# Deriving the probability function from a logistic regression model

First off, I don't know a lot of stats. That said, I am hoping you can help me derive the function to calculate the fitted probability from the summary of a logistic regression below: My instinct is that the formula would be...

$$P= 1/(1+e^{-z})$$ Where

$z= B_0 + x_1B_1 + x_2B_2 + ... + X_pB_p$

where

$B_1 = ln(OR)$

However, the results I am getting from this formula do not seem to be correct. Here's why I think it is wrong or that I am making a mistake:

When I model the formula as written in my question above,

• I am getting an inverse correlation between age and diabetes risk, which is counter intuitive.
• When I compare the results between the continuous model (Table 4) and the model with discreet variables (Table 3), the results are pretty different.
• The only variable that seems to matter in the continuous model is fasting blood glucose. I know this is a strong indicator for diabetes, but what's the point of having the other variables if they barely affect the probability.

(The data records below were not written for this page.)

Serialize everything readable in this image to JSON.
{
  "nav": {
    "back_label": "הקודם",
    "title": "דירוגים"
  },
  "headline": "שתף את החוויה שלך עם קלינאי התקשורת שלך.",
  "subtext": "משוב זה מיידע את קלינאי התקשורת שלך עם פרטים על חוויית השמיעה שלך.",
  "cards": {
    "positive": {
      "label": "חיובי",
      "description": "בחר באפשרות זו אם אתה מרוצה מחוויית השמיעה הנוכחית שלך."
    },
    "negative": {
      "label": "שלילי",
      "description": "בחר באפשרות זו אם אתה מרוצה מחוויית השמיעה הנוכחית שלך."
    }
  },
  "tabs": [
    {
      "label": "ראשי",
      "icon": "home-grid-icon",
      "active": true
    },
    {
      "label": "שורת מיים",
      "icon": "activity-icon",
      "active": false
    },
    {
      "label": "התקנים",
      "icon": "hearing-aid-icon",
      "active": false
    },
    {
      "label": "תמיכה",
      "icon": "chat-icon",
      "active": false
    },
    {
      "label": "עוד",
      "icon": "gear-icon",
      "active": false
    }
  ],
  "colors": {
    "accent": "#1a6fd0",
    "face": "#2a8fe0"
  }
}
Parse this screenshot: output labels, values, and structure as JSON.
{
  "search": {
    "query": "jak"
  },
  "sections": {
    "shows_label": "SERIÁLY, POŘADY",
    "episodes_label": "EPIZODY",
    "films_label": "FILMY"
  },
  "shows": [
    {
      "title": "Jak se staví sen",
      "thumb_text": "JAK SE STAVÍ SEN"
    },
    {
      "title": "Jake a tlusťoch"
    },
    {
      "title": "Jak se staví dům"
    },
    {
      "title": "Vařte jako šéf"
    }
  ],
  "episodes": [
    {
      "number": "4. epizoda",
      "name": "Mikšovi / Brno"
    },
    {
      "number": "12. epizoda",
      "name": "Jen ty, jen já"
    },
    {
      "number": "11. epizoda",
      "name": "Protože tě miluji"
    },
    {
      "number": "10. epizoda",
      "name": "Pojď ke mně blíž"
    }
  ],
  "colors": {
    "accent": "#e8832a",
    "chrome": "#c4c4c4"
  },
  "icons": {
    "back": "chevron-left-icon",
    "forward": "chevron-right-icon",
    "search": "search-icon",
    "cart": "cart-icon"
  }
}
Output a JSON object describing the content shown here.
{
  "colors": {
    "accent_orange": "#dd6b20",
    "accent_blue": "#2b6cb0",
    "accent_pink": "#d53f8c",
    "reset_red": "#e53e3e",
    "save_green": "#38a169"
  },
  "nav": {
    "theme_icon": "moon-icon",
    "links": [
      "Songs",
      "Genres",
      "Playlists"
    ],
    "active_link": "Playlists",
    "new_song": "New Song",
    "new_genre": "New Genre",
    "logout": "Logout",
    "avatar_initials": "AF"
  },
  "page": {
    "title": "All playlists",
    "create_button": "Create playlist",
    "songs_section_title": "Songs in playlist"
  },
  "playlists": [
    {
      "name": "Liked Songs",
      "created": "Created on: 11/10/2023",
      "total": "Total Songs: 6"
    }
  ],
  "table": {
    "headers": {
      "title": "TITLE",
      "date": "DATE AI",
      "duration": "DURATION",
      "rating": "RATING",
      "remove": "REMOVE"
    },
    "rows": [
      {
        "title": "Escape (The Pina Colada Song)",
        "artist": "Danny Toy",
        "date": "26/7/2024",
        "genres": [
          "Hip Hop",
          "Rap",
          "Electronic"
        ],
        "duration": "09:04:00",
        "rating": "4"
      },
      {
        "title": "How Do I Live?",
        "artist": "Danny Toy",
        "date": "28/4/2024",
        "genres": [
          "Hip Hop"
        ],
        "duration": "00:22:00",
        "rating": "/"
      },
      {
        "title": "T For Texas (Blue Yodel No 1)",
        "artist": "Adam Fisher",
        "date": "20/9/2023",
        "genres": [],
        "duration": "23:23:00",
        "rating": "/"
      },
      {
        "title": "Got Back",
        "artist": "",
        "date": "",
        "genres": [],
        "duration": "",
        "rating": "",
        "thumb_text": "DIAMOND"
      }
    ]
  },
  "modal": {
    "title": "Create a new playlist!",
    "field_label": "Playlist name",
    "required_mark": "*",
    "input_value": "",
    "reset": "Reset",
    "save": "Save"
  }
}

For example, from my model, I get the following results:

Example

Gender: Male Age: 34 BP: 145/95 BMI: 38.5 Waist Circ: 42 HDL-C: 45 Triglycerides: 100 Fasting glucose: 85 Diabetes History: N

I get the following results:

• (p) = 2.6% in discreet model (table 3)
• (p) = 23.5% in continuous model (table 4)

If I hold all the variables constant and only change the age from 34 to 45, I get the following results:

• In discreet model, (p) remains the same at 2.6%. This makes sense given that age is categorical.
• In continuous model, (p) = 18.5%

I am surprised that the probability is declining as we increase the age. Based on intuition and knowledge of the progression of diabetes, I would expect the opposite.

Am I doing something wrong?

The full study I am referencing is: http://archinte.jamanetwork.com/article.aspx?articleid=486842#ioi70028t4

If anyone could help me derive the probability of diabetes from this study using the continuous variable model, I would be very grateful!